I used to like to read People magazine. A lot. I lost my taste for it, though, I can't even remember when, but I stopped reading when it started boring me unto death. So right now I'm reading The House of Mondavi: The Rise and Fall of an American Wine Dynasty. Oh my goodness.
I would say that in some ways, it is like reading People, in that you do learn quite a bit about the most personal details of the Mondavis' lives, including emotional insecurities (kind of nice to know that everyone's got'em), spending habits, drinking habits, food preferences, temperamental quirks, extramarital affairs, family spats, and longtime grudges.
What makes it different? Maybe partly because there is so much information about all the significant people in the drama that you do get more of a sense of who they are and what motivates them and what makes them happy and what makes them suffer, which inevitably makes you feel more sympathetic toward them. No one's a saint, no one's a devil. In a way, you see this Greek tragedy unfolding, and everyone powerless to stop it, each fulfilling his destiny. The irony cup runneth over, is what I'm saying.
The other big difference is the book is not just about the Mondavis; it's about wine-making history in Napa (and, though to a lesser extent, the history of wine-making in California and the United States) and about the wine industry, and what's been called the globalization of wine, and about the conflicting goals of making great wine vs. making more money than the GNP of [pick a small country]. Being so rich that your wife gives you llamas for your birthday (one assumes because you already have everything else in the world you might want).
What shocked me is how many millions of cases the big-name producers--like Mondavi--sell. Millions of cases. When you consider that a lot of small wineries get their start with making just a few hundred or a few thousand cases in a year.
One of the wines for which Mondavi is famous is Opus One, a collaboration between the Rothschild wine dynasty and the Mondavis. Recently, I tried Opus One. No, I did not buy a bottle, as it is out of my budget.
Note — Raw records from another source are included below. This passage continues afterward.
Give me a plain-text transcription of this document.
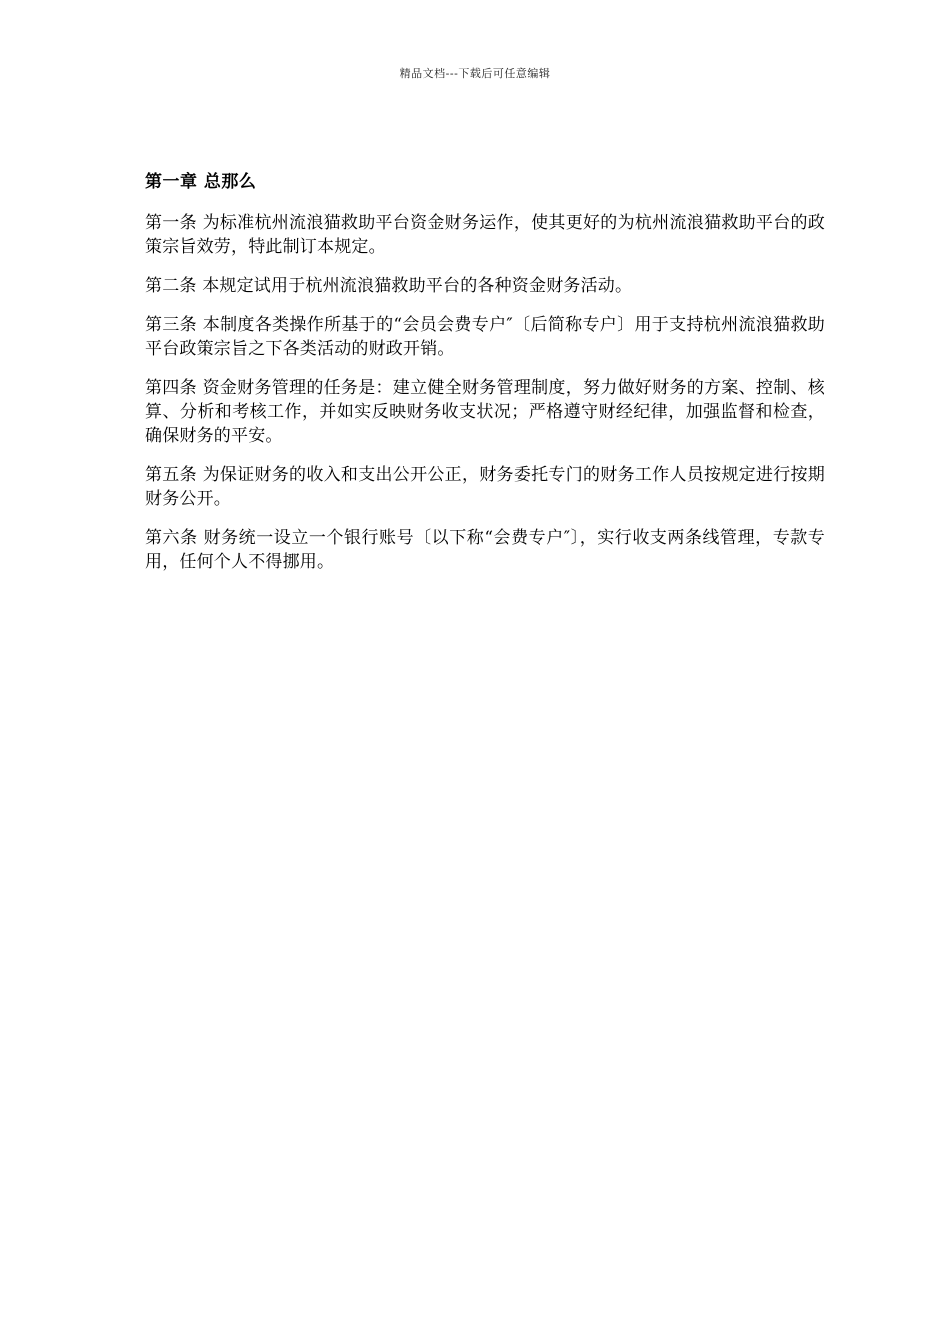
精品文档---下载后可任意编辑
第一章 总那么

第一条 为标准杭州流浪猫救助平台资金财务运作，使其更好的为杭州流浪猫救助平台的政策宗旨效劳，特此制订本规定。

第二条 本规定试用于杭州流浪猫救助平台的各种资金财务活动。

第三条 本制度各类操作所基于的“会员会费专户″〔后简称专户〕用于支持杭州流浪猫救助平台政策宗旨之下各类活动的财政开销。

第四条 资金财务管理的任务是：建立健全财务管理制度，努力做好财务的方案、控制、核算、分析和考核工作，并如实反映财务收支状况；严格遵守财经纪律，加强监督和检查，确保财务的平安。

第五条 为保证财务的收入和支出公开公正，财务委托专门的财务工作人员按规定进行按期财务公开。

第六条 财务统一设立一个银行账号〔以下称“会费专户″〕，实行收支两条线管理，专款专用，任何个人不得挪用。
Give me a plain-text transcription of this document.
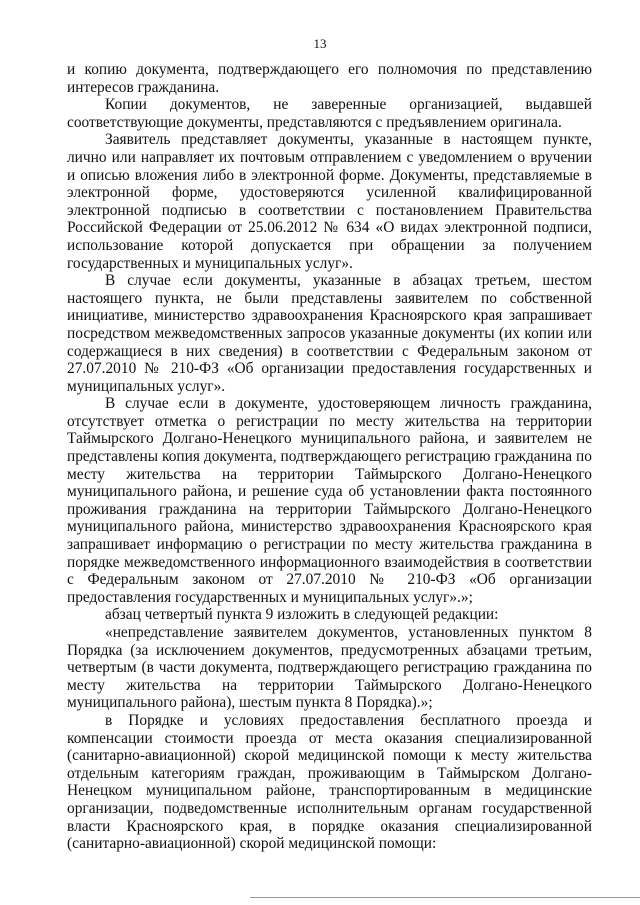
13

и копию документа, подтверждающего его полномочия по представлению интересов гражданина.

Копии документов, не заверенные организацией, выдавшей соответствующие документы, представляются с предъявлением оригинала.

Заявитель представляет документы, указанные в настоящем пункте, лично или направляет их почтовым отправлением с уведомлением о вручении и описью вложения либо в электронной форме. Документы, представляемые в электронной форме, удостоверяются усиленной квалифицированной электронной подписью в соответствии с постановлением Правительства Российской Федерации от 25.06.2012 № 634 «О видах электронной подписи, использование которой допускается при обращении за получением государственных и муниципальных услуг».

В случае если документы, указанные в абзацах третьем, шестом настоящего пункта, не были представлены заявителем по собственной инициативе, министерство здравоохранения Красноярского края запрашивает посредством межведомственных запросов указанные документы (их копии или содержащиеся в них сведения) в соответствии с Федеральным законом от 27.07.2010 № 210-ФЗ «Об организации предоставления государственных и муниципальных услуг».

В случае если в документе, удостоверяющем личность гражданина, отсутствует отметка о регистрации по месту жительства на территории Таймырского Долгано-Ненецкого муниципального района, и заявителем не представлены копия документа, подтверждающего регистрацию гражданина по месту жительства на территории Таймырского Долгано-Ненецкого муниципального района, и решение суда об установлении факта постоянного проживания гражданина на территории Таймырского Долгано-Ненецкого муниципального района, министерство здравоохранения Красноярского края запрашивает информацию о регистрации по месту жительства гражданина в порядке межведомственного информационного взаимодействия в соответствии с Федеральным законом от 27.07.2010 № 210-ФЗ «Об организации предоставления государственных и муниципальных услуг».»;

абзац четвертый пункта 9 изложить в следующей редакции:

«непредставление заявителем документов, установленных пунктом 8 Порядка (за исключением документов, предусмотренных абзацами третьим, четвертым (в части документа, подтверждающего регистрацию гражданина по месту жительства на территории Таймырского Долгано-Ненецкого муниципального района), шестым пункта 8 Порядка).»;

в Порядке и условиях предоставления бесплатного проезда и компенсации стоимости проезда от места оказания специализированной (санитарно-авиационной) скорой медицинской помощи к месту жительства отдельным категориям граждан, проживающим в Таймырском Долгано-Ненецком муниципальном районе, транспортированным в медицинские организации, подведомственные исполнительным органам государственной власти Красноярского края, в порядке оказания специализированной (санитарно-авиационной) скорой медицинской помощи:
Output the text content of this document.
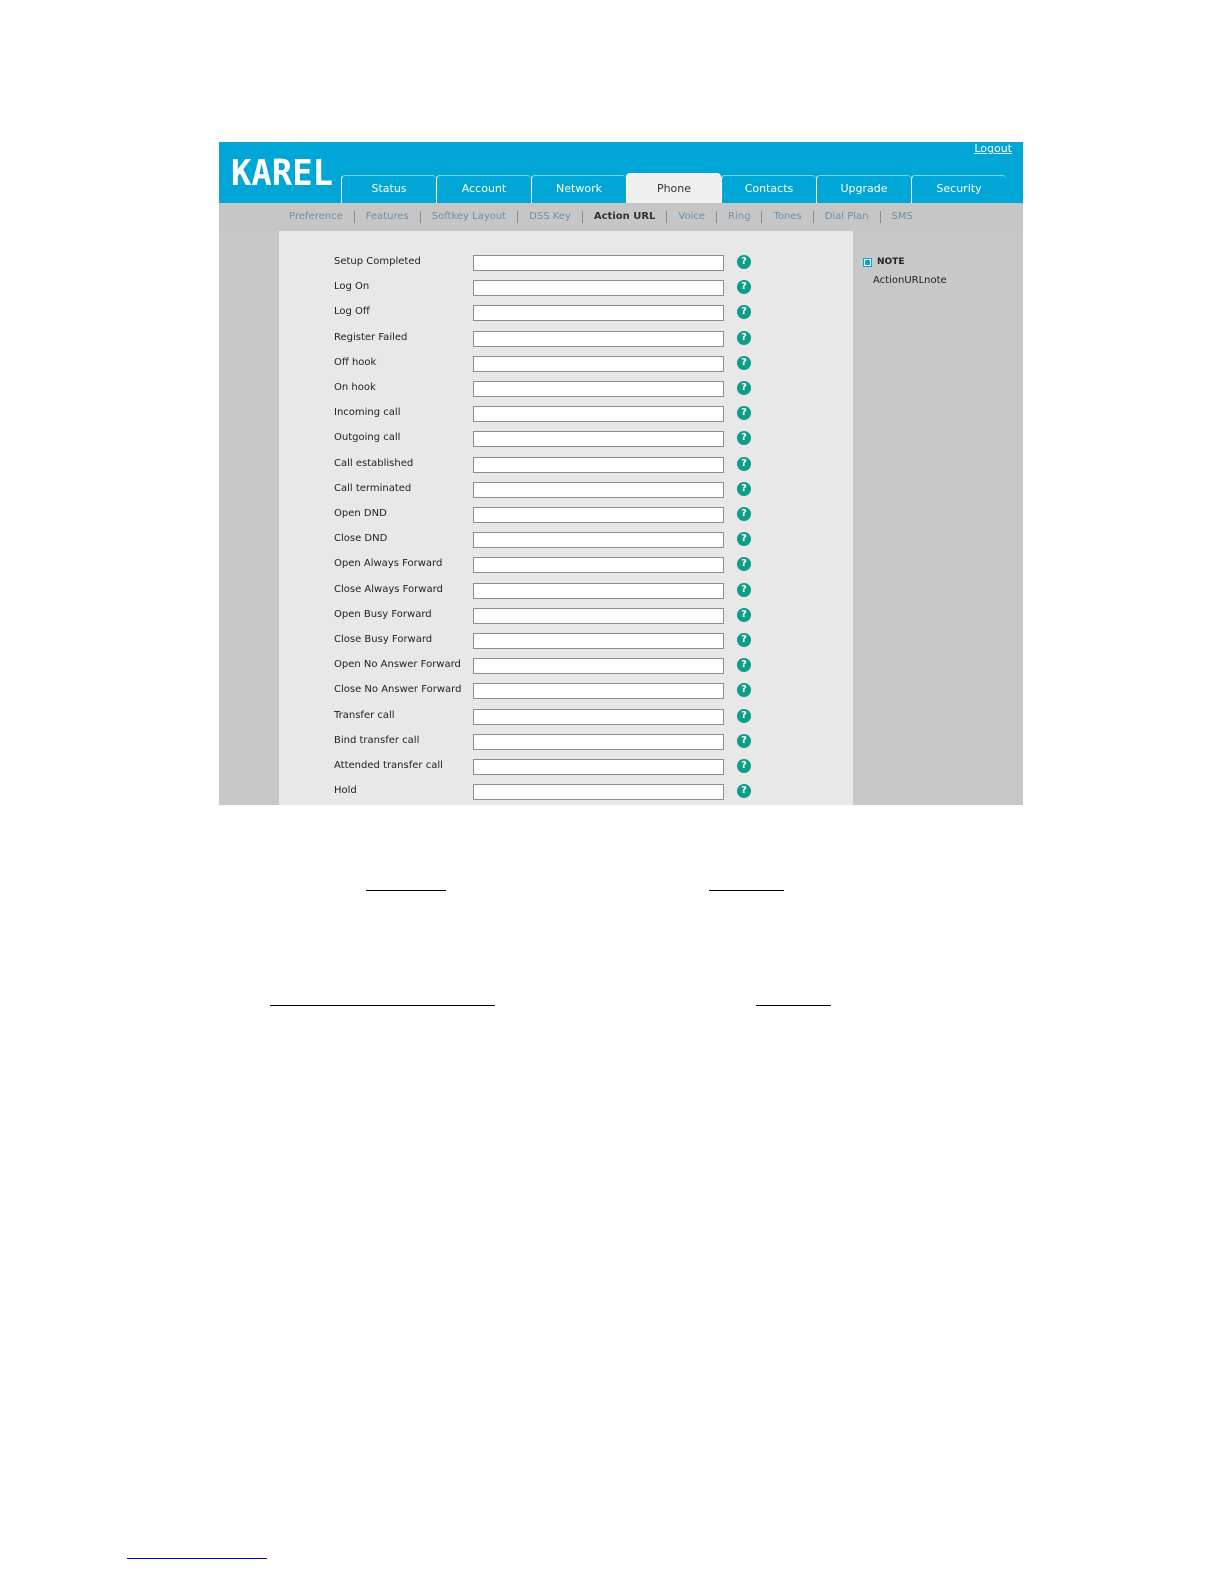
KAREL
Logout
Status	Account	Network	Phone	Contacts	Upgrade	Security
Preference	Features	Softkey Layout	DSS Key	Action URL	Voice	Ring	Tones	Dial Plan	SMS
Setup Completed	?
Log On	?
Log Off	?
Register Failed	?
Off hook	?
On hook	?
Incoming call	?
Outgoing call	?
Call established	?
Call terminated	?
Open DND	?
Close DND	?
Open Always Forward	?
Close Always Forward	?
Open Busy Forward	?
Close Busy Forward	?
Open No Answer Forward	?
Close No Answer Forward	?
Transfer call	?
Bind transfer call	?
Attended transfer call	?
Hold	?
NOTE
ActionURLnote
I was able to pay for a one-ounce pour at one of those wine bars where you pay by the ounce. That one ounce cost a lot. I wish I'd taken notes, because all I remember now was that I thought it was good, but also that I've had a $30 bottle here and there that I've enjoyed just as much. Because I am a philistine.
Not just a philistine, I am a bit of a socialist. I look at the Mondavis with their multi-million dollar houses and their llamas and emus and chauffered limousines and all the memorials they have built to honor themselves, and then I look at all the little wineries, wineries where you find the owner pouring at the tasting bar on a Sunday, for example, or wineries that are experimenting with biodynamic farming, and I think to myself, I would rather buy my wines from those hundred-case and thousand-case lots. Not that I begrudge the Mondavis their big money. They did all seem to work very hard for it, and it came with sacrifices that I would be unwilling to make.
There are so many terrific wines that are sold only at the wineries or through wine clubs, and I know enough to understand there must be a slew of reasons. (I am starting to understand that there are lots of complicated regulations governing the selling and shipping and distributing of the vin. There are probably other reasons, too. Small wineries may not be able to afford giving a cut of their profits to distributors. More research is clearly in order.) But, still, I am thinking that even if it be a little less convenient to buy those wines, I'm willing to go through those inconveniences or pay a little more for shipping.
P.S. You understand I think the philanthropy is as it should be, but wouldn't it be refreshing if some millionaire donated a pile of cash without a building getting named after him?
UPDATE: I finished the book. You may already know there was a takeover and the Mondavis were toppled. They got a lot of money, but they all regretted having gone public in the first place. Then Robert Mondavi died last year.